I know that comparison of types is not recommended, but I have some code that does this in an if elif series. However, I am confused as to how None values work.
def foo(object)
otype = type(object)
#if otype is None: # this doesn't work
if object is None: # this works fine
print("yep")
elif otype is int:
elif ...
How come I can compare just fine with is int and so forth, but not with is None? types.NoneType seems to be gone in Python 3.2, so I can't use that...
The following
i = 1
print(i)
print(type(i))
print(i is None)
print(type(i) is int)
prints
1
<class 'int'>
False
True
whereas
i = None
print(i)
print(type(i))
print(i is None)
print(type(i) is None)
prints
None
<class 'NoneType'>
True
False
I guess None is special, but what gives? Does NoneType actually exist, or is Python lying to me?

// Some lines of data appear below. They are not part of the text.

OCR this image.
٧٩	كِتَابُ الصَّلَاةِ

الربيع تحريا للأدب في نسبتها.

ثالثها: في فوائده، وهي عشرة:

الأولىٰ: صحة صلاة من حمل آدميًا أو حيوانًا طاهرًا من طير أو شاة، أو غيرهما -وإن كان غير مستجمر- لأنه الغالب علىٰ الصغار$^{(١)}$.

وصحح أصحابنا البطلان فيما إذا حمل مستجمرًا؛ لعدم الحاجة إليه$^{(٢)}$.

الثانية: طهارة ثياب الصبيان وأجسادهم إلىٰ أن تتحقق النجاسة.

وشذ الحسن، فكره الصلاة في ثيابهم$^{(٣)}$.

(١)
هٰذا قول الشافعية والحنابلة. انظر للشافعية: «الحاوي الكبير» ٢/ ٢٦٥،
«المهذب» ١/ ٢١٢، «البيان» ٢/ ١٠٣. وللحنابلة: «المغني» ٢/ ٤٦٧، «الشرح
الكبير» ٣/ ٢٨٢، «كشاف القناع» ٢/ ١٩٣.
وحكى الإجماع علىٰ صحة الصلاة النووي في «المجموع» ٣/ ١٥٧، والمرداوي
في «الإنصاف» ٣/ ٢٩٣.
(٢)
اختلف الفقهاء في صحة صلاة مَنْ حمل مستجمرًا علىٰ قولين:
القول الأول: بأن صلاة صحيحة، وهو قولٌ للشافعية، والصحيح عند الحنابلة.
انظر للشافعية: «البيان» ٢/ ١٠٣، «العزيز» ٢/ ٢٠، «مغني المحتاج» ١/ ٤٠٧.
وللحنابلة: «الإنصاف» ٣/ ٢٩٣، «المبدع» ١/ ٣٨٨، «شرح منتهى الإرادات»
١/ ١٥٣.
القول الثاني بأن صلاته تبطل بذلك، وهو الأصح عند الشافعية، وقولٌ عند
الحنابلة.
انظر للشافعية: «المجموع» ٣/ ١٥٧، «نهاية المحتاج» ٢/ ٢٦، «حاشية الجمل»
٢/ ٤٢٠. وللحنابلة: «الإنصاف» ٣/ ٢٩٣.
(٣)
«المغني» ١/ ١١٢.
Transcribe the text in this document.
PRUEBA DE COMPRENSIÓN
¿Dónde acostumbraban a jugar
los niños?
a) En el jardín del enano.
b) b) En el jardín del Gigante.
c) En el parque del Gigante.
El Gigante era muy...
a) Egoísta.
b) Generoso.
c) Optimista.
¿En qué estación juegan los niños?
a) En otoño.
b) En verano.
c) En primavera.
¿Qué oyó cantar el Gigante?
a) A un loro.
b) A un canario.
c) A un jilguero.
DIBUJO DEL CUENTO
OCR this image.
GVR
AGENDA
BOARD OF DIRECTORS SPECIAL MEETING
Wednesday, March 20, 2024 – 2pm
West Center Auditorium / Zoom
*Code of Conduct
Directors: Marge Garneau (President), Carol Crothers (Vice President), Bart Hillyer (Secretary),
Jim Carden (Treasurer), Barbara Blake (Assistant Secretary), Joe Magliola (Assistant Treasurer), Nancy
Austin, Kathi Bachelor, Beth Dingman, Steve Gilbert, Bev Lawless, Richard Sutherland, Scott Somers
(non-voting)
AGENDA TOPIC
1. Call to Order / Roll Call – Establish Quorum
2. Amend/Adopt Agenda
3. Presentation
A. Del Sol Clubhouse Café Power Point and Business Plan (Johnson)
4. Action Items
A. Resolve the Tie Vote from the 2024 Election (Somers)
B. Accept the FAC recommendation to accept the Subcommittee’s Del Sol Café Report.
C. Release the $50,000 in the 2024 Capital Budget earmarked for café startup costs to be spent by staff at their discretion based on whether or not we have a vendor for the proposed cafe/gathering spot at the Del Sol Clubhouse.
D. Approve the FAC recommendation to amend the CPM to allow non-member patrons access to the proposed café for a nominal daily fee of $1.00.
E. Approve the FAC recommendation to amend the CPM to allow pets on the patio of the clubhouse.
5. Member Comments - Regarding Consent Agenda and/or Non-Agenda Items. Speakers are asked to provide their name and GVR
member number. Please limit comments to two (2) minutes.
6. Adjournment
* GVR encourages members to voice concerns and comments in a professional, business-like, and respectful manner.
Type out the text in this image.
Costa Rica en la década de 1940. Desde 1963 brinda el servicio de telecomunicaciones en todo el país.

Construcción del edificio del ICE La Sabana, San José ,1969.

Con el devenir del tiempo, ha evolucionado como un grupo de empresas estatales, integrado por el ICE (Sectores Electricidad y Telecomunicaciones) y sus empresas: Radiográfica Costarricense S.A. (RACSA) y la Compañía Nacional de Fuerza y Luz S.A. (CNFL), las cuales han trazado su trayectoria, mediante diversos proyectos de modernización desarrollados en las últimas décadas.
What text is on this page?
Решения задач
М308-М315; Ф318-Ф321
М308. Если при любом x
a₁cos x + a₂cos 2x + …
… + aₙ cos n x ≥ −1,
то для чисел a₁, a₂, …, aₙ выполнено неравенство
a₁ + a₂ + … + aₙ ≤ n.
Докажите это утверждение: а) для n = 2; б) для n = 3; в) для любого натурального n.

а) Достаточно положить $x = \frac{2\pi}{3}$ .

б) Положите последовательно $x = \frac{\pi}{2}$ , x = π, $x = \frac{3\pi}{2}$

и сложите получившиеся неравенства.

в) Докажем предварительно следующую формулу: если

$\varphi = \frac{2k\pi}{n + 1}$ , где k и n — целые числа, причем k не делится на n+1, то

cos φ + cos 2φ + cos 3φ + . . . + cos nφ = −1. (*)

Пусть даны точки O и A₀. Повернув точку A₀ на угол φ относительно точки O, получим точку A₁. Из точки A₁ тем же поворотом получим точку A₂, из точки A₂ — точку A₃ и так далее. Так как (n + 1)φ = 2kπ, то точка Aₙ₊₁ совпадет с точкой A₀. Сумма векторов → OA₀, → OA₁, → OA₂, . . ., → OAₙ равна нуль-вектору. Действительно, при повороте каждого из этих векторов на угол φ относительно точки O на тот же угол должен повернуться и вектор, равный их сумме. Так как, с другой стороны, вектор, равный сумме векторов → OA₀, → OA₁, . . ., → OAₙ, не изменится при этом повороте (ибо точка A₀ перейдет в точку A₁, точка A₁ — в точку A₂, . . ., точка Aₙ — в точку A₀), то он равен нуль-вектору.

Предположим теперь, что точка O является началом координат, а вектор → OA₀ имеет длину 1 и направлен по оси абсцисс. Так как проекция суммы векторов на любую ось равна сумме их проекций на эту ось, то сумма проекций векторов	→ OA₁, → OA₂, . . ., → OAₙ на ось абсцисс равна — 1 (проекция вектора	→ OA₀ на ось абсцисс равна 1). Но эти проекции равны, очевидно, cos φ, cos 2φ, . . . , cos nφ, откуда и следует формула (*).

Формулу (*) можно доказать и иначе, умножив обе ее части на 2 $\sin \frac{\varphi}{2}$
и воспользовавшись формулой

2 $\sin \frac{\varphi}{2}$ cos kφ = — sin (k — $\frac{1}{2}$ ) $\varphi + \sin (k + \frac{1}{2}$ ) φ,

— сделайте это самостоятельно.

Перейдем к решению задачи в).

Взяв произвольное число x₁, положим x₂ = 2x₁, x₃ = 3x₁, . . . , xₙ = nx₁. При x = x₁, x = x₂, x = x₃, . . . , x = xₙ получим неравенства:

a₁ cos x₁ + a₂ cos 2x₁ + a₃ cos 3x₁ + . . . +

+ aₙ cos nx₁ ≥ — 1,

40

None is a special-case singleton provided by Python. NoneType is the type of the singleton object. type(i) is None is False, but type(i) is type(None) should be true.
You should never need to compare to NoneType, because None is a singleton. If you have some object obj that might be None, just is obj is None or obj is not None.
The reason your comparison does not work is that None is not a type, it is a value. It would similar to trying type(1) is 1 in your integer example. If you really wanted to do a NoneType check, you could use type(obj) is type(None), or better yet isinstance(obj, type(None)).